Going to war for a pair of red shoes

Girl soldiers in Liberia and beyond are fighting in pursuit of sexual equality

By Diane Taylor  /  THE GUARDIAN , LONDON

An AK47 and a pair of red stilettos might, on the face of it, seem to have nothing in common. Surprisingly though, both are said to have played a significant role in recruiting young girl soldiers to fight in Liberia's civil war.

The usual view of girl soldiers -- who make up between 10 and 30 percent of some child armies -- is that they are unwilling participants in conflicts, dragged kicking and screaming into government or rebel soldier battalions. Yet according to the new report, Red Shoes: Experiences of Girl Combatants in Liberia, which details research by anthropologist Irma Specht, girls' motivations for fighting are often much more complex than previously thought.

Specht's report, written for the UN, adds to her previous studies of child soldiers in countries including Sri Lanka, Sierra Leone and Colombia, and documents the growing number of girls who are choosing to fight.

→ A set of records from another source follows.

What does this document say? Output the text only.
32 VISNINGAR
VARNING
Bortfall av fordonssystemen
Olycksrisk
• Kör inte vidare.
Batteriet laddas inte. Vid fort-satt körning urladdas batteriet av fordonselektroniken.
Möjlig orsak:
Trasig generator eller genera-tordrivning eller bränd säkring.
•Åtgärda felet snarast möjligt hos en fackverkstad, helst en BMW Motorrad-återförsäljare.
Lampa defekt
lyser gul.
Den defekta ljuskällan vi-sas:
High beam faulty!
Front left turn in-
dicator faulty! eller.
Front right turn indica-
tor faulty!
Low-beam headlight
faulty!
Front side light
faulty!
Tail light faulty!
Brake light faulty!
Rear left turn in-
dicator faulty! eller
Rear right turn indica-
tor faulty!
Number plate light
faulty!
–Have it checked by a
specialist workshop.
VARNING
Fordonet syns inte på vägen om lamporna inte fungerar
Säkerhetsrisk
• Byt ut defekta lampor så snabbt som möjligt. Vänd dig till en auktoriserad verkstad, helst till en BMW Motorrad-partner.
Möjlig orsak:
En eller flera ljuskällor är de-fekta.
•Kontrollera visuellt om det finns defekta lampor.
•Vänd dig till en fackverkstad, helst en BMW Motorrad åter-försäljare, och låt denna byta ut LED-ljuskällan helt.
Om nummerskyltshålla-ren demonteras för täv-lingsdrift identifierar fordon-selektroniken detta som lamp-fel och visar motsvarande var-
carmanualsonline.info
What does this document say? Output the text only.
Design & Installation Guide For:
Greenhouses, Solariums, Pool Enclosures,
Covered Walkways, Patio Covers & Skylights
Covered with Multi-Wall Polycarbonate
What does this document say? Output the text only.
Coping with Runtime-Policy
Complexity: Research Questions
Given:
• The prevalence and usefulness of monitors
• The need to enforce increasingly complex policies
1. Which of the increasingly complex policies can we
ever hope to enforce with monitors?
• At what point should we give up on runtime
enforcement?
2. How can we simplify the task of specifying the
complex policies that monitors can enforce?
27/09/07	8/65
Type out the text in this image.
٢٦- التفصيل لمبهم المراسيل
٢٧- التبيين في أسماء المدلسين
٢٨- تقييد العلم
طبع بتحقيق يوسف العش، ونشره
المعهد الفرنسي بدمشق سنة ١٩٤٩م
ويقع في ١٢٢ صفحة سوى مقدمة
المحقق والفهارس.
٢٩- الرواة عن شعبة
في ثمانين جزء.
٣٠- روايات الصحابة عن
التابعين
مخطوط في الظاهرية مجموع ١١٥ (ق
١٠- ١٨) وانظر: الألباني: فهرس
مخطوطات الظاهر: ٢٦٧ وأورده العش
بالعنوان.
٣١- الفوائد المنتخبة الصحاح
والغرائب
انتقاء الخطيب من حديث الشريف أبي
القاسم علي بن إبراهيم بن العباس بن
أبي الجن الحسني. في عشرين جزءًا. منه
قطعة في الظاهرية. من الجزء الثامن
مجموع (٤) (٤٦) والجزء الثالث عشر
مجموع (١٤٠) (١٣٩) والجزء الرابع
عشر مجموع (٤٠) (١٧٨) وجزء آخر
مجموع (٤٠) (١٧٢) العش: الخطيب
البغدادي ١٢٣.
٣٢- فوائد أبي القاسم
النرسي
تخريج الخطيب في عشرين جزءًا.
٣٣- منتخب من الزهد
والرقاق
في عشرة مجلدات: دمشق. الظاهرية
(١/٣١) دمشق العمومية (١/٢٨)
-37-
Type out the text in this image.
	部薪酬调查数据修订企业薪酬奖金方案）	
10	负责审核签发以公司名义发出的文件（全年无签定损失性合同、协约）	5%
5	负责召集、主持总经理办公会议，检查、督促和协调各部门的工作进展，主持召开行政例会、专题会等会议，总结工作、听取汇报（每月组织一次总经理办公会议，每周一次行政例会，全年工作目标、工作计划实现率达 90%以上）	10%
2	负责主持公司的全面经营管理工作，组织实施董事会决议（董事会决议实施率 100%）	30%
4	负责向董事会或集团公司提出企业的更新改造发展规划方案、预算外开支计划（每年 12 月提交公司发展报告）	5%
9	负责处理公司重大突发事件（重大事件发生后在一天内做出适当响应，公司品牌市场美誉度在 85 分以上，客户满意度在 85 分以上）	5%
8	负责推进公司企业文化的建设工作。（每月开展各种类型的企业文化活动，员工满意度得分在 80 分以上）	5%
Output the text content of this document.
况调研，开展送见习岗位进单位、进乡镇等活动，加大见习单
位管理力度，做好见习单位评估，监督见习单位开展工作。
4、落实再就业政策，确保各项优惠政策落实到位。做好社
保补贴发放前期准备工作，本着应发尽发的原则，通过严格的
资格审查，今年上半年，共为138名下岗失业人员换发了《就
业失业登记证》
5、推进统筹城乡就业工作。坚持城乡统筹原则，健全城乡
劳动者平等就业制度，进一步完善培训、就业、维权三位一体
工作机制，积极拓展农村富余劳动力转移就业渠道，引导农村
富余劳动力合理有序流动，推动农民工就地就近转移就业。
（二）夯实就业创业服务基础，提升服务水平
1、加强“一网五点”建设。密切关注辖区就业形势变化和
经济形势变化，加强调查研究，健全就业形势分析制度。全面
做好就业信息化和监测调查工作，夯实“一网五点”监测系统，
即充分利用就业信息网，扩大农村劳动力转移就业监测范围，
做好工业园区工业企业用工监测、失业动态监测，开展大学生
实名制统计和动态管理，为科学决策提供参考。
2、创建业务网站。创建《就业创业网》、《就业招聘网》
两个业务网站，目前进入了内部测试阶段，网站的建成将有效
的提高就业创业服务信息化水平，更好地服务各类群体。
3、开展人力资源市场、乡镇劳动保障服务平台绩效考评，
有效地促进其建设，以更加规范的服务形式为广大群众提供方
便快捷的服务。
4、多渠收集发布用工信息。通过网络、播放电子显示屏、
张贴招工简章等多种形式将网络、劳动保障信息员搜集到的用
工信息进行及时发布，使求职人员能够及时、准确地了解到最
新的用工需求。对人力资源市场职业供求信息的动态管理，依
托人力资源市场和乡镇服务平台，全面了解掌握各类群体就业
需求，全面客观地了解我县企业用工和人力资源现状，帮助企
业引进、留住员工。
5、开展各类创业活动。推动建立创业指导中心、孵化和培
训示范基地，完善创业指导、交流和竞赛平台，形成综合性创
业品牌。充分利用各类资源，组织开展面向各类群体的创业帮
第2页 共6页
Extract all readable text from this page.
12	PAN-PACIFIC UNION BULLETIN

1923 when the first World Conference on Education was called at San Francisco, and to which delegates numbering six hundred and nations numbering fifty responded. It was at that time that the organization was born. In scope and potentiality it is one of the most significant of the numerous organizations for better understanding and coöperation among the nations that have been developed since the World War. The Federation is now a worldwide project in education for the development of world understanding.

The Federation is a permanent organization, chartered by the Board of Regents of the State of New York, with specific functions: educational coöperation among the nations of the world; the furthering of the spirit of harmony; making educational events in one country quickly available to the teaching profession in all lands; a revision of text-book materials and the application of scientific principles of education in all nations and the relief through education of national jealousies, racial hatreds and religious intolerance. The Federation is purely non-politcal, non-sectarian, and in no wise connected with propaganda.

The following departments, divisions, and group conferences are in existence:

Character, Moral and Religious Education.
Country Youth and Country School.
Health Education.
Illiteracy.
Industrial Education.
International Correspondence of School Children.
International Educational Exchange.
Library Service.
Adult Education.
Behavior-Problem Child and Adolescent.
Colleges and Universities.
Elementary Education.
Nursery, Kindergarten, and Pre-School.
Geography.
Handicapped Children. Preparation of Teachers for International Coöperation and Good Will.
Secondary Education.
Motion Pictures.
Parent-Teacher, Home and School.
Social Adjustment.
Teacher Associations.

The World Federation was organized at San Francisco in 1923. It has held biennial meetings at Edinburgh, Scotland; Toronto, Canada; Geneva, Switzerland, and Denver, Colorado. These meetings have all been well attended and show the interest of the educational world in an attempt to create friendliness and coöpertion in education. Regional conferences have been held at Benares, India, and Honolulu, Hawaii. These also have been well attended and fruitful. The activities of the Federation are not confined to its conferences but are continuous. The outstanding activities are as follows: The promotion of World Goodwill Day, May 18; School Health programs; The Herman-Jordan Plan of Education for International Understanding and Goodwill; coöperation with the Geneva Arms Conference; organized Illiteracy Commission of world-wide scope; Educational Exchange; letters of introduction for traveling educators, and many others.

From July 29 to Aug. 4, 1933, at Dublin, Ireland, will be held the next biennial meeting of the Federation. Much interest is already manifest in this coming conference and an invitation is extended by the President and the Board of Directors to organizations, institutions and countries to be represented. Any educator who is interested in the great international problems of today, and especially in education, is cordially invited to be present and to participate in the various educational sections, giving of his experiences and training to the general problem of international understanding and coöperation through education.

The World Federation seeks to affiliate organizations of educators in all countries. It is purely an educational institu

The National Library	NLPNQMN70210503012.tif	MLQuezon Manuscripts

In countries such as Liberia, for instance, where poverty is endemic and most people can afford only threadbare flip-flops, a fashionable pair of shoes possesses incredible cachet. They are so covetable, in fact, that they have even helped to propel some girls on to the battlefield.

As one girl soldier, Margaret, explains: "I saw the new red shoes of my friend [and] asked her where she got them from. She took me to these boys. Later on I got involved with one of them [and] when he was fighting I followed him."

Couture considerations aside, young girls may join rebel or government forces for other unexpected reasons. For many, constantly under threat of sexual violence, becoming a soldier and taking possession of a weapon is seen as a key way of protecting themselves from the ever-present danger of being raped.

Marjory, a young Liberian fighter, said it was partly the experience of having been raped and the desire to avenge this crime that led her to join up.

"The rape ... made me feel very angry. I couldn't sit still and do nothing about it. I wanted to take revenge. Not everyone who has been raped can stand up and take revenge because not everybody [has] a strong heart. So we were revenging for everybody," she said.

A yearning for greater equality with their male peers motivates many girls. Fourteen years of civil war in Liberia has led to a society awash with guns, where violence is highly normalized.

Before the war, older men were chosen as village chiefs but once hostilities took hold, young male ex-fighters were chosen instead. And, while the older men generally dealt calmly and wisely with disputes, the younger ones (used to settling disagreements through the barrel of a gun) have been noticeably less measured.

Girls have often been even more marginalized than before as a result of this new, macho style of local leadership, under which they have been forced into a more subservient role than they would have had before the war.

Those who actively seek equal status with men have sometimes surmised -- perhaps correctly -- that the only way to achieve it is to prove themselves as fighters.

"What men can do, women can do even better, so I decided to join them," Marjory said.

"In the army we were equal to the men. We were fighting [alongside them] and we proved to the men that we could do it," she said.

In the Democratic Republic of Congo this desire for equality led to groups of female soldiers, known as Amazons, joining the fighting.